Romped las barreras y obstáculos que impiden nuestra conversión
Queridos hermanos y hermanas, buenos días!
En este segundo domingo de Adviento, la liturgia nos pone en la escuela de Juan el Bautista, que predicaba “un bautismo de conversión para el perdón de los pecados” (Lc 3,3). Y podríamos preguntarnos: “¿Por qué nos debemos convertir? ¿La conversión es sobre quién se convierte de ateo a creyente, de pecador a hacer lo correcto, pero no somos ya los cristianos? Entonces estamos bien.
“Pensando así, no nos damos cuenta de que es a partir de esta presunción que debemos convertirnos: de la suposición de que, en general, está bien y no necesitamos ningún tipo de conversión. Pero preguntémonos: ¿es cierto que en diversas situaciones y circunstancias de la vida tenemos en nosotros los mismos sentimientos de Jesús? Por ejemplo, ¿Cuando sufrimos algún mal o alguna afrenta, podemos reaccionar sin animosidad y perdonar de corazón a los que piden disculpas? ¿Cuándo estamos llamados a compartir alegrías y tristezas, lloramos sinceramente con los que lloran y nos regocijamos con los que gozan? ¿Cuándo expresamos nuestra fe, lo hacemos con valentía y sencillez, sin avergonzarnos del Evangelio?

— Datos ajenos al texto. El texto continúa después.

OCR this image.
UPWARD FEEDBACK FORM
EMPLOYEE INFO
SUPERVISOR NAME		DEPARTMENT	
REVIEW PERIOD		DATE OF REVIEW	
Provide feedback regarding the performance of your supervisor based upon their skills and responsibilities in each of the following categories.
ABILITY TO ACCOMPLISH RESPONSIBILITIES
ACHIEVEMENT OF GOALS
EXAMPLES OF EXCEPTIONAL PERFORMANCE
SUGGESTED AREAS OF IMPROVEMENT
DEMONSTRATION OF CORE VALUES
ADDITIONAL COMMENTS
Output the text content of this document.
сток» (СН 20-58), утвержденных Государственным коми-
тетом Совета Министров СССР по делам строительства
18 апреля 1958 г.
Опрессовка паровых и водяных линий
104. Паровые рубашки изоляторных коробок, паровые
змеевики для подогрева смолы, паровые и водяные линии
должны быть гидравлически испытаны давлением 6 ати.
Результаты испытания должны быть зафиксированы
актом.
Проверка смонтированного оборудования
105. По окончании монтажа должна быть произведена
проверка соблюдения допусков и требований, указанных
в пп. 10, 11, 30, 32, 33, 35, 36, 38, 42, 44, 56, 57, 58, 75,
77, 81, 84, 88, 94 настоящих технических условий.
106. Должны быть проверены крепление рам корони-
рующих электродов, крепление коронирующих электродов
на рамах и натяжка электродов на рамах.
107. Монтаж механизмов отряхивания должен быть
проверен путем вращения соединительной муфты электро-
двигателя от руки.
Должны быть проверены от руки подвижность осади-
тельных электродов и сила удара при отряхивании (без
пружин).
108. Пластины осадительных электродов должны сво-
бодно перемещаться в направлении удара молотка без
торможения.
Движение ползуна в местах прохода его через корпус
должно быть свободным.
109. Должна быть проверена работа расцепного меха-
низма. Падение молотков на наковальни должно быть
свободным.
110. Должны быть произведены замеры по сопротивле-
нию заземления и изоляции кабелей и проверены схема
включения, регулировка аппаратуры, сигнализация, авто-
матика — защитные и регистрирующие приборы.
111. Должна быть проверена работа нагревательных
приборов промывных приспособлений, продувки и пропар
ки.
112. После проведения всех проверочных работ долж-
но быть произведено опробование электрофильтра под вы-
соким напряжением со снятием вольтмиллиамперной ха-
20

La voz del Bautista grita incluso hoy en el desierto de la humanidad, que son los duros corazones y las mentes cerradas, y nos hace preguntarnos si en realidad estamos en el buen camino, viviendo una vida según el Evangelio. Hoy, como entonces, nos advierte con las palabras del profeta Isaías: “Preparen el camino del Señor, enderezad sus sendas” (v. 4). Es una apremiante invitación a abrir el corazón y aceptar la salvación que Dios nos ofrece incesantemente, casi tercamente, porque nos quiere a todos libre de la esclavitud del pecado. Pero el texto del profeta expande esa voz, anunciando que “todo hombre verá la salvación de Dios” (v. 6). La salvación se ofrece a todos los hombres, de todos los pueblos, sin excepción, porque Dios quiere que todos los hombres sean salvos por medio de Jesucristo, el único mediador (cf. 1 Tim 2,4-6).
Por lo tanto cada uno de nosotros está llamado a hacer conocer a Jesús a los que todavía no lo conocen. “¡Ay de mí si no predicara el Evangelio!” (1 Corintios 09:16), San Pablo declaró.¿ Si a nosotros el Señor Jesús ha cambiado la vida, como no sentir la pasión de dar a conocerlo a todos los que conocemos en el trabajo, en la escuela, en el edificio, en el hospital, en distintos lugares? Si miramos a nuestro alrededor, nos encontramos con personas que estarían disponibles para iniciar o reiniciar un camino de fe, si se encuentra con los cristianos enamorados de Jesús. ¿No deberíamos y no podríamos ser nosotros esos cristianos? Pero hay que ser valiente: bajar montañas del orgullo y rivalidad, llenar barrancos excavados por la indiferencia y la apatía, enderezar los caminos de nuestra pereza y de nuestros compromisos.
Que la Virgen María nos ayude a romper las barreras y obstáculos que impiden nuestra conversión, es decir, nuestro camino hacia el Señor. Sólo Él puede cumplir con todas las esperanzas del hombre!